Все мы про Борин подвал знали, но слушали, не перебивая, будто в первый раз слышали.

– Дядя Борь? – опросил Самуил. – А как же так вышло, что ты на базаре примусными иголками торгуешь? Самого секретаря горкома прятал и иголки продаешь.

Самуил, прищурив глаз, смотрел на Борю. Мы тоже с интересом ждали, что скажет Боря.

– Эх, вы, воробушки небесные, да мало ли кто кого, где прятал, кого спасал. Что ж теперь – памятники им ставить? Да и не секретаря я прятал, а человека божьего…

– А вот Густава я все же встретил, – без всякого перехода сказал Боря.

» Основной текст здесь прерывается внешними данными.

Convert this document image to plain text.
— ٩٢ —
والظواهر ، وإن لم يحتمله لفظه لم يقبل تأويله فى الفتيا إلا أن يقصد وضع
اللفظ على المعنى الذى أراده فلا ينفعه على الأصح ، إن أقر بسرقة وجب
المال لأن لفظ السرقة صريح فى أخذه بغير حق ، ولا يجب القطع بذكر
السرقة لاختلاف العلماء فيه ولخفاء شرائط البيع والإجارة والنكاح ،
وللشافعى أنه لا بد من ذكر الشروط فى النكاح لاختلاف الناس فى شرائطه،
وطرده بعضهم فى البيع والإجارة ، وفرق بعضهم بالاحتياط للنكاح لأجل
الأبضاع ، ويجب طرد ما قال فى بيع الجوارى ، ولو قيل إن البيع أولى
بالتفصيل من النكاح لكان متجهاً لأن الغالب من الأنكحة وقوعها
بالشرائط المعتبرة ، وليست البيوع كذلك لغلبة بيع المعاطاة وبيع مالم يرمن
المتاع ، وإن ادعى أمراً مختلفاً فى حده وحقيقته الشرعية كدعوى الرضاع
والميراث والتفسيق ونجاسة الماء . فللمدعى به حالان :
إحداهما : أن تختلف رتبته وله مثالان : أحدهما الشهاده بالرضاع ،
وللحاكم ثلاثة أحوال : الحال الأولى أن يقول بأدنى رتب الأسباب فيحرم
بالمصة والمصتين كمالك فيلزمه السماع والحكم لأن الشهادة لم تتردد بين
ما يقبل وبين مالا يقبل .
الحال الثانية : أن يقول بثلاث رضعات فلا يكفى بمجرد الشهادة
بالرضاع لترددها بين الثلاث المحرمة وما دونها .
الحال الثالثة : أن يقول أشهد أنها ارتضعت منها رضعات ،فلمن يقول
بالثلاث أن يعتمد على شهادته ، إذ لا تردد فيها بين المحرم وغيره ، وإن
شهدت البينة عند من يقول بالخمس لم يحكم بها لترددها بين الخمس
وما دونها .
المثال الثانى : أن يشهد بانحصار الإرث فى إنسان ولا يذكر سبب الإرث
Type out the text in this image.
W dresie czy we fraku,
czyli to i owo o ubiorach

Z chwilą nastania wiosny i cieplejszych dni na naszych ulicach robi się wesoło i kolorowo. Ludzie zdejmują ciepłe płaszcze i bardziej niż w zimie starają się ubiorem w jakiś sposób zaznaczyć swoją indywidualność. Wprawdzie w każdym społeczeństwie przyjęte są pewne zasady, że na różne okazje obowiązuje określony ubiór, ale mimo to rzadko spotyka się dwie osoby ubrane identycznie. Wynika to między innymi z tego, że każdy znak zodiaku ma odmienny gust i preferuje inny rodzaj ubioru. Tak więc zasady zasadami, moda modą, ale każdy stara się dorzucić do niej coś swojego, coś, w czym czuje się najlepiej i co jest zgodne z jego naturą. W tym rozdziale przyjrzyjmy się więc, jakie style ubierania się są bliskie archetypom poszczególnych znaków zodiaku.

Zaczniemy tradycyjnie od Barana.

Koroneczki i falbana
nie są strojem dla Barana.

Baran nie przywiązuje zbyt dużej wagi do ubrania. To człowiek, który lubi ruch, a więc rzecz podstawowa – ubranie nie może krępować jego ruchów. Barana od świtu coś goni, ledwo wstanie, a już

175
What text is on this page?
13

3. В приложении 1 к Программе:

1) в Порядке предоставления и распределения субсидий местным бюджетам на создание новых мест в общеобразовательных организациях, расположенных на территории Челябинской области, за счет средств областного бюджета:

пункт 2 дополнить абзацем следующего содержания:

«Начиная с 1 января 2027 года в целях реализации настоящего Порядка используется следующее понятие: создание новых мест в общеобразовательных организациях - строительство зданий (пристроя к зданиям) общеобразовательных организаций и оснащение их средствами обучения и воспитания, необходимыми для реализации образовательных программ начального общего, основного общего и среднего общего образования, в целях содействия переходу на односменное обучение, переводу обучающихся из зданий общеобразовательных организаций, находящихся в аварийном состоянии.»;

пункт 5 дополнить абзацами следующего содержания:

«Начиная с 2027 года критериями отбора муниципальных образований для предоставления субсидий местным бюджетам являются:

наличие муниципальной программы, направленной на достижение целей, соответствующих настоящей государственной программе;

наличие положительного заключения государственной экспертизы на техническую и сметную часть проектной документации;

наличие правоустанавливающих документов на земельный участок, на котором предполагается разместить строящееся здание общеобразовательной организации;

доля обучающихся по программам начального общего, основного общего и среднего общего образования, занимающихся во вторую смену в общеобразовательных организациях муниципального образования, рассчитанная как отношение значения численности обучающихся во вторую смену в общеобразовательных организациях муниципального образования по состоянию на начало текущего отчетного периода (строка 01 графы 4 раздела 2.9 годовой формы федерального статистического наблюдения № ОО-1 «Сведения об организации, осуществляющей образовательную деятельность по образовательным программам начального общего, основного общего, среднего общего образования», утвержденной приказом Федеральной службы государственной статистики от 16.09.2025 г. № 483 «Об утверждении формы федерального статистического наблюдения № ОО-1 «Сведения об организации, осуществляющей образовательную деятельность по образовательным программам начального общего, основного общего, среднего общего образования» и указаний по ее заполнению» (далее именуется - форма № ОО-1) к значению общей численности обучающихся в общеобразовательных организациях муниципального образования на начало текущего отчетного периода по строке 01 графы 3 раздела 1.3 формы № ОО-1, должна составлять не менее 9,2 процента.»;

– Да ну? Где? – вскинул голову Мотя.

– А здесь, в городе. У Свисткова, начальника над военнопленными, немцы дом ремонтировали. Иду как-то по улице, вижу: двое пленных свистульки и гимнастов на двух палочках на хлеб меняют. Гляжу и глазам не верю: Густав, подлец, стоит, а вокруг ребятишки. Увидел меня, узнал, вытянулся, побледнел. Улыбка жалкая, «Гитлер капут, русский гут», – шепчет. Посмотрел я на него, и чувствую, нет у меня зла. Все перегорело. И передо мной не зверь какой стоит, а самый обыкновенный человек, рыжий, лопоухий.

– Я все равно б не простил, – сказал Пахом. – Они наших вешали, а мы их в плен.

– Э, милый, всякие немцы были. Были такие, что вешали. А были солдаты чести, которые воевали, выполняя приказ фюрера Германии. Эти не лютовали, а исполняли свой долг. А больше всего было одураченных. Правда, к концу войны прозрели и те и другие.

– Я б не простил, – упрямо повторил Пахом.

– Ну ладно, ребятушки-козлятушки, вы загорайте, а я пошел. Пора мне.

И Боря полез наверх, то, помогая себе одной рукой, цепляясь за кустики, то становясь на четвереньки. А мы смотрели ему вслед, пока он не взобрался наверх крутого берега и, став на тропинку, не исчез за его крутизной.

Уже вечером мы вскопали Мишке огород. Мать его, чуть тронутая умом Анна Павловна, курицей кудахтала вокруг нас, не зная, как отблагодарить и, наконец, дала всем по стакану молока от козы, которую держала для Мишки и берегла как зеницу ока, считая, что полезнее козьего молока нет ничего на свете…

На соседнем огороде бабка Пирожкова, сидя на табуретке, тыкала лопатой в землю, окапывая себя. Когда она заканчивала копать землю в пределах ее досягаемости, дочка Люся и внучка Зоя поднимали бабку под руки, переводили на новое место и подставляли под нее табуретку. Полностью ее зад на табуретку не умещался и свисал с двух сторон двумя жирными складками. Так Пирожкова выполняла предписание врача, пытаясь сбросить свой стосорокакилограммовый вес физической работой.